The long-term threat of Iranian control over the Strait of Hormuz, one of the world's most important trade routes, is forcing Gulf states to rethink their strategy. Senior energy industry officials told the Financial Times that countries in the region are now examining costly and complex plans to build new oil and gas pipelines that would bypass the strait, out of an understanding that this may be the only way to ensure continued exports.
The current conflict has underscored the strategic importance of Saudi Arabia's 1,200-kilometer east-west oil pipeline. Built in the 1980s out of concern that the strait could be blocked during the Iran-Iraq War, the pipeline is now emerging as a critical lifeline. It carries about 7 million barrels of oil a day to the Red Sea port of Yanbu, completely bypassing Hormuz. "In hindsight, that pipeline looks like a stroke of genius," a Gulf energy industry executive said.
Amin Nasser, chief executive of Saudi oil giant Aramco, recently confirmed that the pipeline is "the main route we are relying on right now." Riyadh is now examining how to increase the volume of its exports, currently standing at 10.2 million barrels a day, through pipelines, whether by expanding the existing line or laying new routes. The kingdom is also considering building additional export terminals on the Red Sea, including at the deepwater port under construction as part of the Neom project.

'Taking fate into our own hands'
In the long term, the new pipelines are expected to be integrated into broader trade routes. A Gulf official told the Financial Times that one option now being considered is reviving the ambitious US-backed IMEC plan for a corridor stretching from India through the Gulf to Europe. The original plan, as previously outlined, included a complex pipeline that was supposed to reach the port of Haifa.
Yossi Abu, chief executive of NewMed Energy, said he was confident pipelines to the Mediterranean would indeed be built, whether ending at ports in Israel or Egypt. "People need to control their own destiny, together with their friends," Abu told the Financial Times. "We need oil pipelines and rail connections across the region, over land, without giving others choke points to strangle us."

Minefields and political obstacles
Despite broad agreement on the need for such a move, the obstacles are enormous. Christopher Bush, chief executive of Lebanon's CAT Group, which helped build the existing Saudi pipeline, estimated that replicating the pipeline today would cost at least $5 billion because of the need to carve through basalt mountains. More ambitious plans crossing several countries, for example from Iraq through Jordan, Syria or Turkey, would cost between $15 billion and $20 billion.

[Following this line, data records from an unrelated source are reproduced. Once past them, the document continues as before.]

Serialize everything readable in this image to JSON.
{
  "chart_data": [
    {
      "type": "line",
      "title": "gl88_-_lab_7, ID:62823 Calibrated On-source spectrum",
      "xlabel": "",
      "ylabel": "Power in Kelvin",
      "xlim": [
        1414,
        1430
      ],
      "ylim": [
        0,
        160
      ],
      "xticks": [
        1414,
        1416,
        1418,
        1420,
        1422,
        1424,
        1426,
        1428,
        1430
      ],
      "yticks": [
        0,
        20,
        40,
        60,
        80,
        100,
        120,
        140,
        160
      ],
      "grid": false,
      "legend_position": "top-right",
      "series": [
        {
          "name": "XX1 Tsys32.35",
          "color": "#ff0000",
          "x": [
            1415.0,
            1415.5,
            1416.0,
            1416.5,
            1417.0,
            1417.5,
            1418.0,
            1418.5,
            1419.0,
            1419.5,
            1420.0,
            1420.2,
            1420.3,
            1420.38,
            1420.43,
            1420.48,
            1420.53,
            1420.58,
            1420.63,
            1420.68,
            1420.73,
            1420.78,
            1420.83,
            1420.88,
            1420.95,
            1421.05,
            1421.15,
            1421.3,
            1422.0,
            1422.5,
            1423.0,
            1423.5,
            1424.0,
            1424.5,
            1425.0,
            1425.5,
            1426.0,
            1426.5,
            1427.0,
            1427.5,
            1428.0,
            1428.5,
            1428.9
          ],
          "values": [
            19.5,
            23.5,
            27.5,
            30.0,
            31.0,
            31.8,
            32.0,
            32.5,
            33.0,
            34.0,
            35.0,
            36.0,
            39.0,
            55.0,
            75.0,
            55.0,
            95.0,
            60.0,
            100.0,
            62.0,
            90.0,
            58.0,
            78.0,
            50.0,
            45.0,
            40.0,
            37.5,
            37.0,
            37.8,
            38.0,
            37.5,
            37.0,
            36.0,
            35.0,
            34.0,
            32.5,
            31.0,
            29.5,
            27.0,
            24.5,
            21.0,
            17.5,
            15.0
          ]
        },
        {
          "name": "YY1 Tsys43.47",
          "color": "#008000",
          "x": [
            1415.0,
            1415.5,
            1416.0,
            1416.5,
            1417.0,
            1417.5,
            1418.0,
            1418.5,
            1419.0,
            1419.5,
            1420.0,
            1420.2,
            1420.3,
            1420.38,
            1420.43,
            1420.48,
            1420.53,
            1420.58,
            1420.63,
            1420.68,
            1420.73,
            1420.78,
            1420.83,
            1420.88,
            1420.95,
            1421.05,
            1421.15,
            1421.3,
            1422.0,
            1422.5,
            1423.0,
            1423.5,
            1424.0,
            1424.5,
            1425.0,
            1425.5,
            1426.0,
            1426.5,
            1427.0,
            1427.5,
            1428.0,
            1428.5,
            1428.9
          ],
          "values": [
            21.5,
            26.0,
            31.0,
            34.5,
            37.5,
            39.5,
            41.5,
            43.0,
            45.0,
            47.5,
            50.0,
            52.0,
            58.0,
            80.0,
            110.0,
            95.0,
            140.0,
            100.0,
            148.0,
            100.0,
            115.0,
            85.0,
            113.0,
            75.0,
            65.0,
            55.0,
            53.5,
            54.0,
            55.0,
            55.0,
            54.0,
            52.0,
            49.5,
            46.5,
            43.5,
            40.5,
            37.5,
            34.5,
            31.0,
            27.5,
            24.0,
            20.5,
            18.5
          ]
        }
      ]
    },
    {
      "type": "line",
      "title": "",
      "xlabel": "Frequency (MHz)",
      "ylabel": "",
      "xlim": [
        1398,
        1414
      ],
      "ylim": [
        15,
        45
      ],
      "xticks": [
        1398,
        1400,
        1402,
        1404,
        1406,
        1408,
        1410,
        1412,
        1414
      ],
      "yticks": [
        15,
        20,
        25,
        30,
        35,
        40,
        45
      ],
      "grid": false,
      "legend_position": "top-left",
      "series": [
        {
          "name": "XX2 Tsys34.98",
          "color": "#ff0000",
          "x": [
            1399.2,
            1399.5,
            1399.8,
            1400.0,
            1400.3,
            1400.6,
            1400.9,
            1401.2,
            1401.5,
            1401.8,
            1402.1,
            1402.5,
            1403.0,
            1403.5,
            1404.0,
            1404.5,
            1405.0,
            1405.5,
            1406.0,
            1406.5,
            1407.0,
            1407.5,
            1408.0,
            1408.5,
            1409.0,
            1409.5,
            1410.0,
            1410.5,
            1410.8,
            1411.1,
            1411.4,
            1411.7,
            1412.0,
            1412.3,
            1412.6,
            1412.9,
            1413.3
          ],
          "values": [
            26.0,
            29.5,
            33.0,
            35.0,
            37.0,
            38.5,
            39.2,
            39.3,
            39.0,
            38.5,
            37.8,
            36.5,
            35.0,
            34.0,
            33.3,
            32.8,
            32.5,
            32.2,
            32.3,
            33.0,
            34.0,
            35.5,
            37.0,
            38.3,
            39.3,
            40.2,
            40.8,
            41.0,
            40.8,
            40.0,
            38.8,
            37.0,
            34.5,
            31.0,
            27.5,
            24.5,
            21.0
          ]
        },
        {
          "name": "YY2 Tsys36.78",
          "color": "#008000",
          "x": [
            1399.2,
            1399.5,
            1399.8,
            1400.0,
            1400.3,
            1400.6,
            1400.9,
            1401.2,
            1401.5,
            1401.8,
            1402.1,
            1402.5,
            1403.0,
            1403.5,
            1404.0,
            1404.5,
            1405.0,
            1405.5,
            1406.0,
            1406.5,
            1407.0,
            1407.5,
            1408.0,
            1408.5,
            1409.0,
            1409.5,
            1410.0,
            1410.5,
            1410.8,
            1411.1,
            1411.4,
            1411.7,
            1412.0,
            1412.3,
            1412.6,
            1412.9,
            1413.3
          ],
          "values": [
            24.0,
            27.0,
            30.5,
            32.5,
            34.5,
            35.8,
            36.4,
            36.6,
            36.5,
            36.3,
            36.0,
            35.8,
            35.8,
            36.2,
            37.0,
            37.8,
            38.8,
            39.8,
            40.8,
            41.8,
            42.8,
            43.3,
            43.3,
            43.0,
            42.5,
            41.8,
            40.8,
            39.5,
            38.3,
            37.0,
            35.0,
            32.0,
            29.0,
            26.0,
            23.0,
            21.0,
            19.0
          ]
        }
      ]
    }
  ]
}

Beyond the cost, there are serious security risks, including unexploded ordnance in Iraq and the continued presence of Islamic State and other terrorist organizations. The southern option of pumping oil to ports in Oman also faces difficulties because of mountainous and desert terrain.
Moreover, Oman's ports are not immune. Drone attacks in recent days even forced the key port of Salalah to shut down temporarily.
Added to that is the political challenge of managing shared pipelines. "A pipeline system would require Gulf states to abandon their isolationist policies and unite," Bush said.
While the UK is leading talks among 35 countries in an attempt to form a coalition to reopen the Strait of Hormuz, Mason Kafafy, a senior adviser at the Atlantic Council, said Gulf states understand that reality has changed.
"I sense a shift from hypotheses to operational reality. Everyone is loo king at the same map and reaching the same conclusions," she said. "I do not expect things to return to what they were before the confrontation."